227 travailleurs illégaux sur le site montois de Google: l'amende sera très salée

Google est en train de construire son 3e data cen ter près de Mons. ©BELGA

227 travailleurs n'étaient pas en ordre sur le chantier de construction du troisième data center de Google, près de Mons. Ce n'est pas la première fois. L'auditeur du travail va demander une amende qui devrait être comprise entre entre 480.000 euros et... 4.800.000 euros.

La justice a découvert plus de 200 travailleurs illégaux sur le chantier de Google à Baudour, annonce la RTBF. 227 travailleurs n'étaient pas en ordre sur le chantier de construction du troisième data center du géant informatique. Il y a  15 jours déjà, 105 travailleurs illégaux roumains et bulgares y avaient déjà été trouvés...

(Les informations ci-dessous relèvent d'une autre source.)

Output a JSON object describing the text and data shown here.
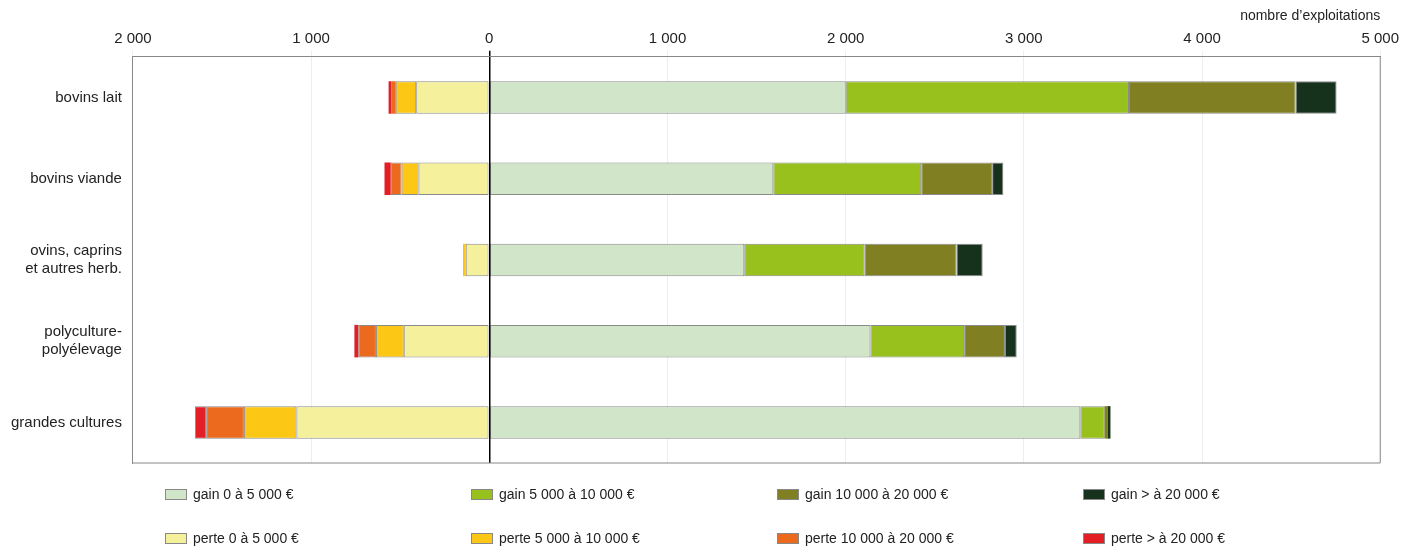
{
  "chart_data": {
    "type": "bar",
    "orientation": "horizontal",
    "stacked": true,
    "xlabel": "nombre d’exploitations",
    "categories": [
      "bovins lait",
      "bovins viande",
      "ovins, caprins\net autres herb.",
      "polyculture-\npolyélevage",
      "grandes cultures"
    ],
    "series": [
      {
        "name": "gain 0 à 5 000 €",
        "color": "#d1e5c8",
        "values": [
          2000,
          1594,
          1431,
          2139,
          3317
        ]
      },
      {
        "name": "gain 5 000 à 10 000 €",
        "color": "#98c11e",
        "values": [
          1590,
          830,
          674,
          526,
          135
        ]
      },
      {
        "name": "gain 10 000 à 20 000 €",
        "color": "#808023",
        "values": [
          935,
          398,
          517,
          229,
          17
        ]
      },
      {
        "name": "gain > à 20 000 €",
        "color": "#16321c",
        "values": [
          230,
          63,
          147,
          66,
          17
        ]
      },
      {
        "name": "perte 0 à 5 000 €",
        "color": "#f5f09c",
        "values": [
          -410,
          -397,
          -132,
          -480,
          -1082
        ]
      },
      {
        "name": "perte 5 000 à 10 000 €",
        "color": "#fdc815",
        "values": [
          -115,
          -95,
          -10,
          -156,
          -295
        ]
      },
      {
        "name": "perte 10 000 à 20 000 €",
        "color": "#eb6a1d",
        "values": [
          -25,
          -61,
          -3,
          -99,
          -212
        ]
      },
      {
        "name": "perte > à 20 000 €",
        "color": "#e31e24",
        "values": [
          -15,
          -35,
          0,
          -22,
          -63
        ]
      }
    ],
    "xlim": [
      -2000,
      5000
    ],
    "xticks": [
      {
        "value": -2000,
        "label": "2 000"
      },
      {
        "value": -1000,
        "label": "1 000"
      },
      0,
      {
        "value": 1000,
        "label": "1 000"
      },
      {
        "value": 2000,
        "label": "2 000"
      },
      {
        "value": 3000,
        "label": "3 000"
      },
      {
        "value": 4000,
        "label": "4 000"
      },
      {
        "value": 5000,
        "label": "5 000"
      }
    ],
    "grid": "x",
    "legend": "bottom"
  }
}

Cette fois, un inspecteur du travail voulait entendre la responsable de la société schaerbeekoise qui chapeaute le chantier. Mais il s'est avéré que le sous-traitant principal, une société de droit anglais, travaillait à nouveau avec des travailleurs illégaux, notamment roumains, bulgares, hongrois et britanniques.

331
travailleurs illégaux
Au total, 331 travailleurs illégaux ont été découverts sur le site de Google à Baudour en 15 jours

Comment Google peut-il s'en tirer?

Suite à la première descente, les sociétés anglaises chargées de l'embauche avaient régularisé d'une traite tous les travailleurs illégaux, et la justice a réclamé une amende de 760.000 euros, rappelle la RTBF.

Ces travailleurs n'étaient pas déclarés, ni dans leur pays d'origine ni à l'ONSS en Belgique.
Charles-Eric Clesse
auditeur du travail

Deux sociétés sous-traitantes de droit britannique, selon la RTBF, sont concernées. L'une d'entre elles, le principal sous-traitant, risque, selon l'auditeur du travail Charles-Eric Clesse, une amende dont le montant est compris entre 480.000 euros et 4.800.000 euros. "Nous étions en train de négocier pour les 105 premiers travailleurs. Il s'agit donc d'une récidive, l'amende sera conséquente", a précisé l'auditeur du travail. Celui-ci a précisé que la société Google n'était en rien concernée par ces faits.

→ Que va faire Google? Le géant US a déjà réagi: "Nous avons demandé à ISG, notre principal entrepreneur en construction, responsable de tous les travailleurs sur le site, de coopérer pleinement avec les services d'inspection sociale et de résoudre tout problème le plus rapidement possible", a indiqué Frederik Van de Meulebroucke, porte-parole de Google. Selon lui, l'entreprise a mis en place un code de conduite clair pour ses fournisseurs, qui sont contractuellement tenus de respecter toutes les lois et réglementations locales en vigueur. "Il est important pour nous que cette affaire soit réglée."